Kentucky’s Republican-led Senate has voted in favor of advancing a bill that would give police officers more grounds to arrest protesters who insult them, a measure that has drawn opposition from critics, and civil rights advocacy groups are already pushing back with their concerns about how the bill could infringe upon free speech.
According to The Washington Post, the controversial bill—which was passed unbefittingly, just two days before the anniversary of Breonna Taylor’s fatal shooting at the hands of officers with the Louisville Police Department—would “make it a misdemeanor to taunt or challenge an officer with words or gestures “that would have a direct tendency to provoke a violent response from the perspective of a reasonable and prudent person.”
Any individuals found guilty of the misdemeanor could face a penalty of up to $250 and three months behind bars. State Sen. Danny Carroll (R), who served as one of the sponsors for the bill, believes the bill would give officers the authority to arrest individuals who may be “inflaming them before the encounter turns violent.”
“You don’t have a right to accost a police officer,” Carroll said.
According to the Republican lawmaker, the provision within the bill would apply in instances that are “obviously designed to elicit a response from the officer — something to push them to making a mistake, pushing them to violence.” However, the context of this rule would still have to be revealed by the courts.
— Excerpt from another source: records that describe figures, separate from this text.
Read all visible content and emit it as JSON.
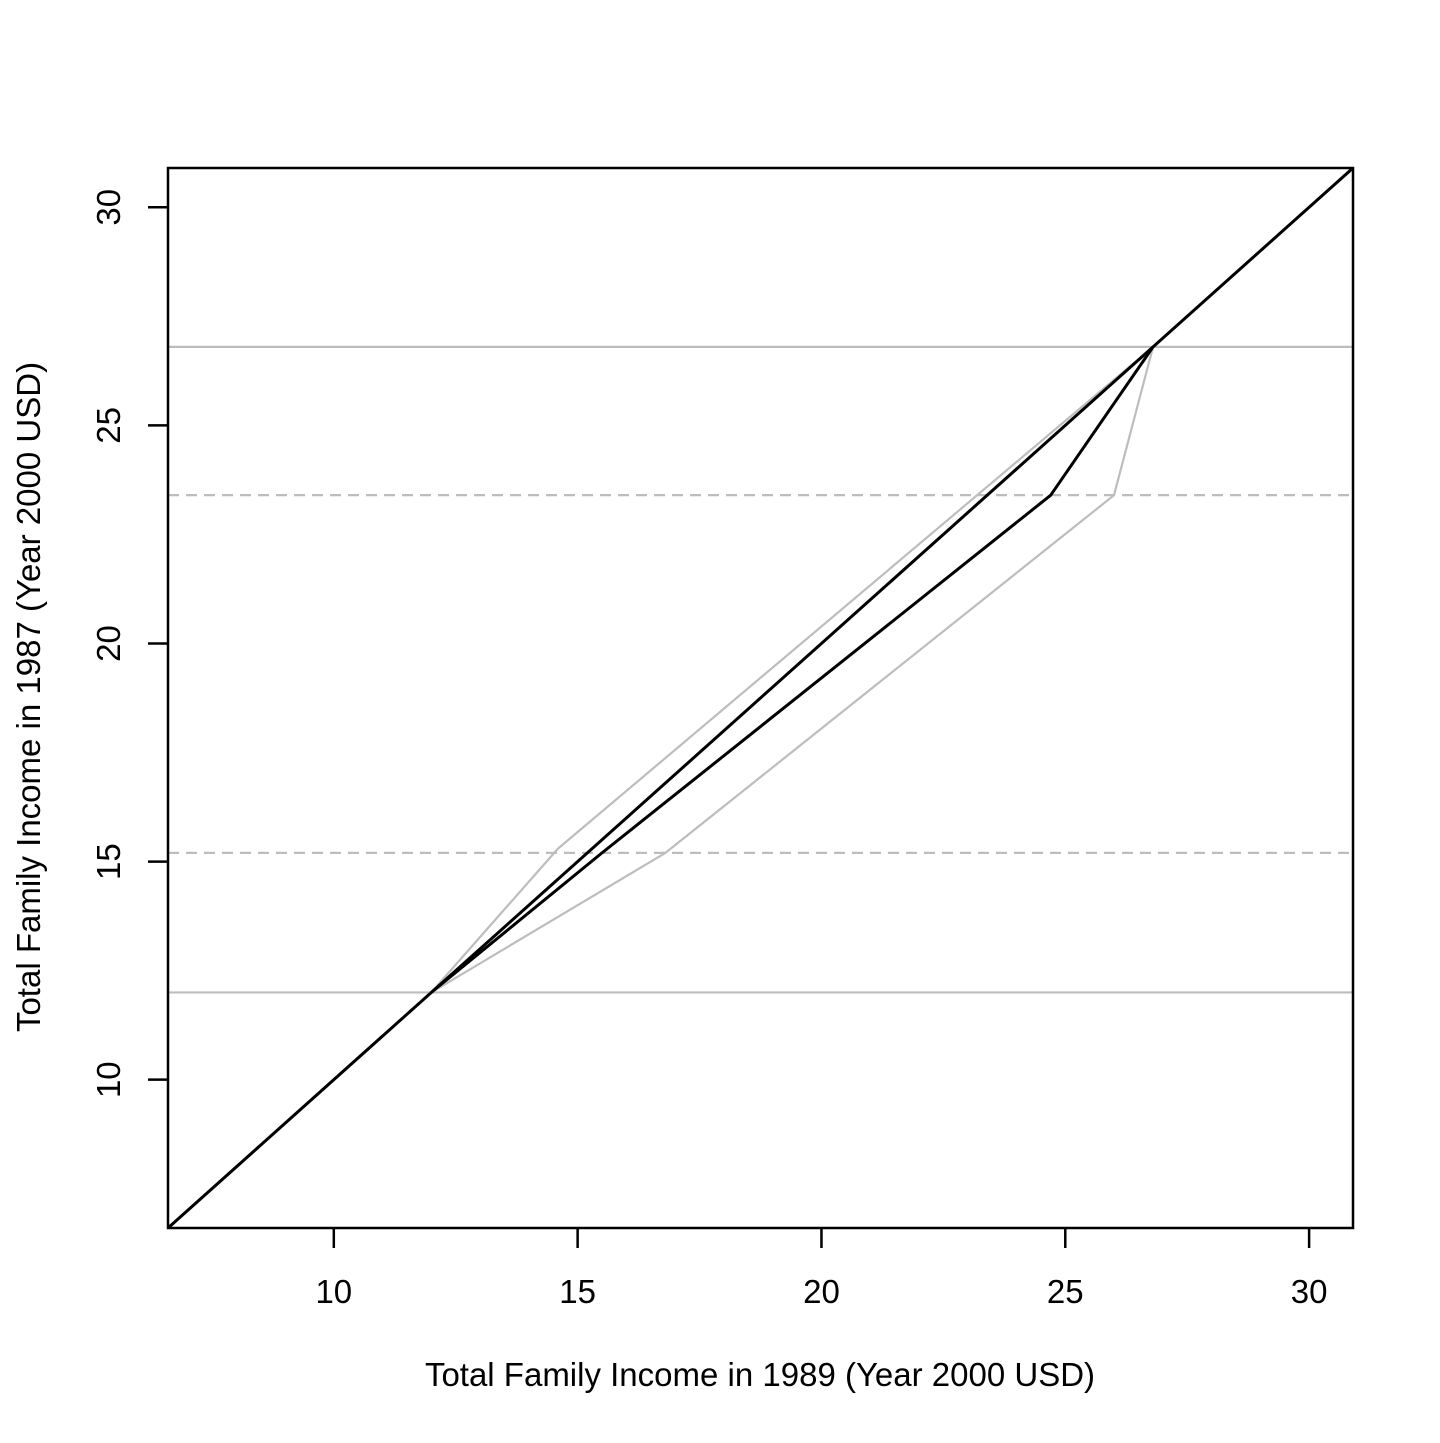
{
  "chart_data": {
    "type": "line",
    "title": "",
    "xlabel": "Total Family Income in 1989 (Year 2000 USD)",
    "ylabel": "Total Family Income in 1987 (Year 2000 USD)",
    "xlim": [
      6.6,
      30.9
    ],
    "ylim": [
      6.6,
      30.9
    ],
    "x_ticks": [
      10,
      15,
      20,
      25,
      30
    ],
    "y_ticks": [
      10,
      15,
      20,
      25,
      30
    ],
    "grid": false,
    "legend": "none",
    "colors": {
      "black": "#000000",
      "gray": "#bdbdbd",
      "axis": "#000000"
    },
    "hlines": [
      {
        "y": 26.8,
        "style": "solid",
        "color": "gray"
      },
      {
        "y": 23.4,
        "style": "dashed",
        "color": "gray"
      },
      {
        "y": 15.2,
        "style": "dashed",
        "color": "gray"
      },
      {
        "y": 12.0,
        "style": "solid",
        "color": "gray"
      }
    ],
    "series": [
      {
        "color": "black",
        "style": "solid",
        "x": [
          6.6,
          30.9
        ],
        "y": [
          6.6,
          30.9
        ]
      },
      {
        "color": "black",
        "style": "solid",
        "x": [
          12.0,
          15.5,
          24.7,
          26.8
        ],
        "y": [
          12.0,
          15.2,
          23.4,
          26.8
        ]
      },
      {
        "color": "gray",
        "style": "solid",
        "x": [
          12.0,
          16.8,
          26.0,
          26.8
        ],
        "y": [
          12.0,
          15.2,
          23.4,
          26.8
        ]
      },
      {
        "color": "gray",
        "style": "solid",
        "x": [
          12.0,
          14.6,
          26.8
        ],
        "y": [
          12.0,
          15.3,
          26.8
        ]
      }
    ]
  }
}
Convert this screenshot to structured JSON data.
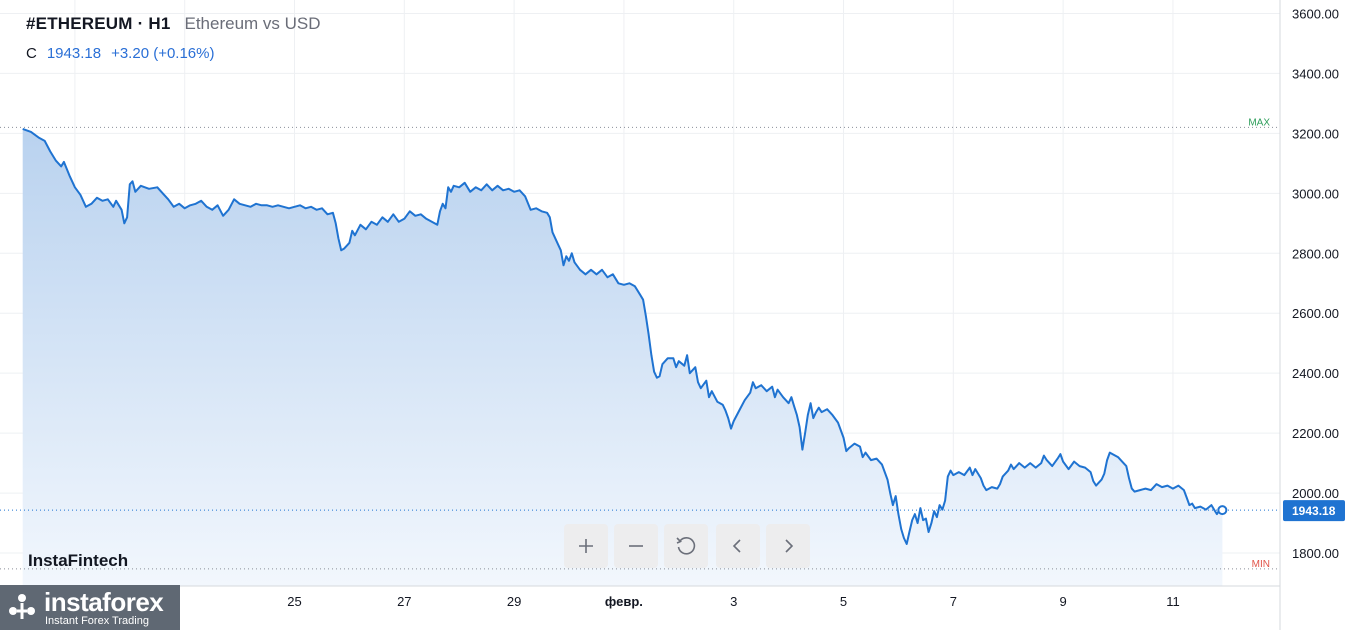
{
  "header": {
    "symbol": "#ETHEREUM · H1",
    "description": "Ethereum vs USD",
    "ohlc_label": "C",
    "close": "1943.18",
    "change": "+3.20 (+0.16%)"
  },
  "branding": {
    "small_logo": "InstaFintech",
    "logo_name": "instaforex",
    "logo_tagline": "Instant Forex Trading"
  },
  "toolbar": {
    "zoom_in_icon": "plus-icon",
    "zoom_out_icon": "minus-icon",
    "reset_icon": "reset-icon",
    "scroll_left_icon": "chevron-left-icon",
    "scroll_right_icon": "chevron-right-icon"
  },
  "colors": {
    "line": "#1f73d1",
    "area_top": "#b9d2ef",
    "area_bottom": "#f2f7fd",
    "last_price_bg": "#1f73d1",
    "max_label": "#2e9e5b",
    "min_label": "#e0544a"
  },
  "chart_data": {
    "type": "area",
    "y_ticks": [
      "3400.00",
      "3200.00",
      "3000.00",
      "2800.00",
      "2600.00",
      "2400.00",
      "2200.00",
      "2000.00",
      "1800.00"
    ],
    "y_range": [
      1690,
      3645
    ],
    "x_tick_labels": [
      "25",
      "27",
      "29",
      "февр.",
      "3",
      "5",
      "7",
      "9",
      "11"
    ],
    "x_tick_positions": [
      25,
      27,
      29,
      31,
      33,
      35,
      37,
      39,
      41
    ],
    "x_range": [
      20,
      42.95
    ],
    "max_label": "MAX",
    "min_label": "MIN",
    "max_value": 3220,
    "min_value": 1747,
    "last_value": 1943.18,
    "last_value_label": "1943.18",
    "series": [
      {
        "points": [
          [
            20.05,
            3215
          ],
          [
            20.2,
            3205
          ],
          [
            20.35,
            3185
          ],
          [
            20.45,
            3175
          ],
          [
            20.55,
            3140
          ],
          [
            20.65,
            3110
          ],
          [
            20.75,
            3090
          ],
          [
            20.8,
            3105
          ],
          [
            20.9,
            3060
          ],
          [
            21.0,
            3020
          ],
          [
            21.1,
            2995
          ],
          [
            21.2,
            2955
          ],
          [
            21.3,
            2965
          ],
          [
            21.4,
            2985
          ],
          [
            21.5,
            2975
          ],
          [
            21.6,
            2980
          ],
          [
            21.7,
            2955
          ],
          [
            21.75,
            2975
          ],
          [
            21.85,
            2945
          ],
          [
            21.9,
            2900
          ],
          [
            21.95,
            2920
          ],
          [
            22.0,
            3030
          ],
          [
            22.05,
            3040
          ],
          [
            22.1,
            3005
          ],
          [
            22.2,
            3025
          ],
          [
            22.35,
            3015
          ],
          [
            22.5,
            3020
          ],
          [
            22.6,
            3000
          ],
          [
            22.7,
            2980
          ],
          [
            22.8,
            2955
          ],
          [
            22.9,
            2965
          ],
          [
            23.0,
            2950
          ],
          [
            23.1,
            2960
          ],
          [
            23.2,
            2965
          ],
          [
            23.3,
            2975
          ],
          [
            23.4,
            2955
          ],
          [
            23.5,
            2945
          ],
          [
            23.6,
            2960
          ],
          [
            23.7,
            2925
          ],
          [
            23.8,
            2945
          ],
          [
            23.9,
            2980
          ],
          [
            24.0,
            2965
          ],
          [
            24.1,
            2960
          ],
          [
            24.2,
            2955
          ],
          [
            24.3,
            2965
          ],
          [
            24.4,
            2960
          ],
          [
            24.5,
            2960
          ],
          [
            24.6,
            2955
          ],
          [
            24.7,
            2960
          ],
          [
            24.8,
            2955
          ],
          [
            24.9,
            2950
          ],
          [
            25.0,
            2955
          ],
          [
            25.1,
            2960
          ],
          [
            25.2,
            2950
          ],
          [
            25.3,
            2955
          ],
          [
            25.4,
            2945
          ],
          [
            25.5,
            2950
          ],
          [
            25.6,
            2930
          ],
          [
            25.7,
            2935
          ],
          [
            25.75,
            2900
          ],
          [
            25.8,
            2850
          ],
          [
            25.85,
            2810
          ],
          [
            25.9,
            2815
          ],
          [
            25.95,
            2825
          ],
          [
            26.0,
            2835
          ],
          [
            26.05,
            2875
          ],
          [
            26.1,
            2860
          ],
          [
            26.2,
            2895
          ],
          [
            26.3,
            2880
          ],
          [
            26.4,
            2905
          ],
          [
            26.5,
            2895
          ],
          [
            26.6,
            2920
          ],
          [
            26.7,
            2905
          ],
          [
            26.8,
            2930
          ],
          [
            26.9,
            2905
          ],
          [
            27.0,
            2915
          ],
          [
            27.1,
            2940
          ],
          [
            27.2,
            2925
          ],
          [
            27.3,
            2930
          ],
          [
            27.4,
            2915
          ],
          [
            27.5,
            2905
          ],
          [
            27.6,
            2895
          ],
          [
            27.65,
            2940
          ],
          [
            27.7,
            2965
          ],
          [
            27.75,
            2950
          ],
          [
            27.8,
            3020
          ],
          [
            27.85,
            3005
          ],
          [
            27.9,
            3025
          ],
          [
            28.0,
            3020
          ],
          [
            28.1,
            3035
          ],
          [
            28.2,
            3005
          ],
          [
            28.3,
            3020
          ],
          [
            28.4,
            3010
          ],
          [
            28.5,
            3030
          ],
          [
            28.6,
            3010
          ],
          [
            28.7,
            3025
          ],
          [
            28.8,
            3010
          ],
          [
            28.9,
            3015
          ],
          [
            29.0,
            3005
          ],
          [
            29.1,
            3010
          ],
          [
            29.2,
            2990
          ],
          [
            29.3,
            2945
          ],
          [
            29.4,
            2950
          ],
          [
            29.5,
            2940
          ],
          [
            29.6,
            2935
          ],
          [
            29.65,
            2920
          ],
          [
            29.7,
            2870
          ],
          [
            29.8,
            2830
          ],
          [
            29.85,
            2810
          ],
          [
            29.9,
            2760
          ],
          [
            29.95,
            2790
          ],
          [
            30.0,
            2775
          ],
          [
            30.05,
            2800
          ],
          [
            30.1,
            2770
          ],
          [
            30.2,
            2745
          ],
          [
            30.3,
            2730
          ],
          [
            30.4,
            2745
          ],
          [
            30.5,
            2730
          ],
          [
            30.6,
            2745
          ],
          [
            30.7,
            2720
          ],
          [
            30.8,
            2730
          ],
          [
            30.9,
            2700
          ],
          [
            31.0,
            2695
          ],
          [
            31.1,
            2700
          ],
          [
            31.2,
            2690
          ],
          [
            31.3,
            2660
          ],
          [
            31.35,
            2645
          ],
          [
            31.4,
            2590
          ],
          [
            31.45,
            2530
          ],
          [
            31.5,
            2460
          ],
          [
            31.55,
            2405
          ],
          [
            31.6,
            2385
          ],
          [
            31.65,
            2390
          ],
          [
            31.7,
            2430
          ],
          [
            31.8,
            2450
          ],
          [
            31.9,
            2450
          ],
          [
            31.95,
            2420
          ],
          [
            32.0,
            2440
          ],
          [
            32.1,
            2425
          ],
          [
            32.15,
            2460
          ],
          [
            32.2,
            2400
          ],
          [
            32.3,
            2420
          ],
          [
            32.35,
            2370
          ],
          [
            32.4,
            2350
          ],
          [
            32.5,
            2375
          ],
          [
            32.55,
            2320
          ],
          [
            32.6,
            2340
          ],
          [
            32.7,
            2305
          ],
          [
            32.8,
            2295
          ],
          [
            32.85,
            2275
          ],
          [
            32.9,
            2250
          ],
          [
            32.95,
            2215
          ],
          [
            33.0,
            2240
          ],
          [
            33.1,
            2275
          ],
          [
            33.2,
            2310
          ],
          [
            33.3,
            2335
          ],
          [
            33.35,
            2370
          ],
          [
            33.4,
            2350
          ],
          [
            33.5,
            2360
          ],
          [
            33.6,
            2340
          ],
          [
            33.7,
            2355
          ],
          [
            33.75,
            2320
          ],
          [
            33.8,
            2345
          ],
          [
            33.9,
            2320
          ],
          [
            34.0,
            2300
          ],
          [
            34.05,
            2320
          ],
          [
            34.1,
            2290
          ],
          [
            34.15,
            2260
          ],
          [
            34.2,
            2220
          ],
          [
            34.25,
            2145
          ],
          [
            34.3,
            2200
          ],
          [
            34.35,
            2260
          ],
          [
            34.4,
            2300
          ],
          [
            34.45,
            2250
          ],
          [
            34.5,
            2270
          ],
          [
            34.55,
            2285
          ],
          [
            34.6,
            2270
          ],
          [
            34.7,
            2280
          ],
          [
            34.8,
            2260
          ],
          [
            34.9,
            2235
          ],
          [
            35.0,
            2185
          ],
          [
            35.05,
            2140
          ],
          [
            35.1,
            2150
          ],
          [
            35.2,
            2165
          ],
          [
            35.3,
            2155
          ],
          [
            35.35,
            2120
          ],
          [
            35.4,
            2135
          ],
          [
            35.5,
            2110
          ],
          [
            35.6,
            2115
          ],
          [
            35.7,
            2095
          ],
          [
            35.8,
            2045
          ],
          [
            35.85,
            2000
          ],
          [
            35.9,
            1960
          ],
          [
            35.95,
            1990
          ],
          [
            36.0,
            1930
          ],
          [
            36.05,
            1880
          ],
          [
            36.1,
            1850
          ],
          [
            36.15,
            1830
          ],
          [
            36.2,
            1870
          ],
          [
            36.25,
            1910
          ],
          [
            36.3,
            1930
          ],
          [
            36.35,
            1900
          ],
          [
            36.4,
            1950
          ],
          [
            36.45,
            1910
          ],
          [
            36.5,
            1915
          ],
          [
            36.55,
            1870
          ],
          [
            36.6,
            1900
          ],
          [
            36.65,
            1940
          ],
          [
            36.7,
            1920
          ],
          [
            36.75,
            1960
          ],
          [
            36.8,
            1945
          ],
          [
            36.85,
            1975
          ],
          [
            36.9,
            2055
          ],
          [
            36.95,
            2075
          ],
          [
            37.0,
            2060
          ],
          [
            37.1,
            2070
          ],
          [
            37.2,
            2060
          ],
          [
            37.3,
            2085
          ],
          [
            37.35,
            2060
          ],
          [
            37.4,
            2080
          ],
          [
            37.5,
            2050
          ],
          [
            37.55,
            2025
          ],
          [
            37.6,
            2010
          ],
          [
            37.7,
            2020
          ],
          [
            37.8,
            2015
          ],
          [
            37.85,
            2030
          ],
          [
            37.9,
            2055
          ],
          [
            38.0,
            2075
          ],
          [
            38.05,
            2095
          ],
          [
            38.1,
            2080
          ],
          [
            38.2,
            2100
          ],
          [
            38.3,
            2085
          ],
          [
            38.4,
            2100
          ],
          [
            38.5,
            2085
          ],
          [
            38.6,
            2100
          ],
          [
            38.65,
            2125
          ],
          [
            38.7,
            2110
          ],
          [
            38.8,
            2090
          ],
          [
            38.9,
            2115
          ],
          [
            38.95,
            2130
          ],
          [
            39.0,
            2105
          ],
          [
            39.1,
            2080
          ],
          [
            39.2,
            2105
          ],
          [
            39.3,
            2090
          ],
          [
            39.4,
            2085
          ],
          [
            39.5,
            2070
          ],
          [
            39.55,
            2040
          ],
          [
            39.6,
            2025
          ],
          [
            39.7,
            2045
          ],
          [
            39.75,
            2065
          ],
          [
            39.8,
            2110
          ],
          [
            39.85,
            2135
          ],
          [
            39.9,
            2130
          ],
          [
            40.0,
            2120
          ],
          [
            40.1,
            2100
          ],
          [
            40.15,
            2090
          ],
          [
            40.2,
            2050
          ],
          [
            40.25,
            2015
          ],
          [
            40.3,
            2005
          ],
          [
            40.4,
            2010
          ],
          [
            40.5,
            2015
          ],
          [
            40.6,
            2010
          ],
          [
            40.7,
            2030
          ],
          [
            40.8,
            2020
          ],
          [
            40.9,
            2025
          ],
          [
            41.0,
            2015
          ],
          [
            41.1,
            2025
          ],
          [
            41.2,
            2010
          ],
          [
            41.25,
            1985
          ],
          [
            41.3,
            1960
          ],
          [
            41.35,
            1965
          ],
          [
            41.4,
            1950
          ],
          [
            41.5,
            1955
          ],
          [
            41.6,
            1945
          ],
          [
            41.7,
            1960
          ],
          [
            41.75,
            1945
          ],
          [
            41.8,
            1930
          ],
          [
            41.85,
            1945
          ],
          [
            41.9,
            1943.18
          ]
        ]
      }
    ]
  }
}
The bill also seeks to expound on the types of protest behavior deemed illegal with harsher penalties imposed for riot-related behavior. But despite Carroll’s arguments in support of the bill, critics are aggressively pushing back and verbalizing their disdain for the potentially problematic bill.
Tyra Thomas-Walker, co-chair of the Kentucky Alliance Against Racist and Political Oppression, argues that the bill serves as an attack on constitutional rights.
“Some people are just emotional, and they’re saying things because they’re angry, they’re mad, they’re traumatized, but they’re not acting on it,” she said. “Why criminalize someone for their words? We have to protest now with tape over our mouth?”
Corey Shapiro, legal director of the American Civil Liberties Union (ACLU) in Kentucky, has also pushed back against the bill describing it as “an extreme bill to stifle dissent” with broad verbiage.”
It’s criminalizing speech in a way that’s directed at protesters and people who are speaking out against police action,” Shapiro said. “It is a bedrock principle of the First Amendment that people should be able to criticize police action, even if it’s using offensive speech.”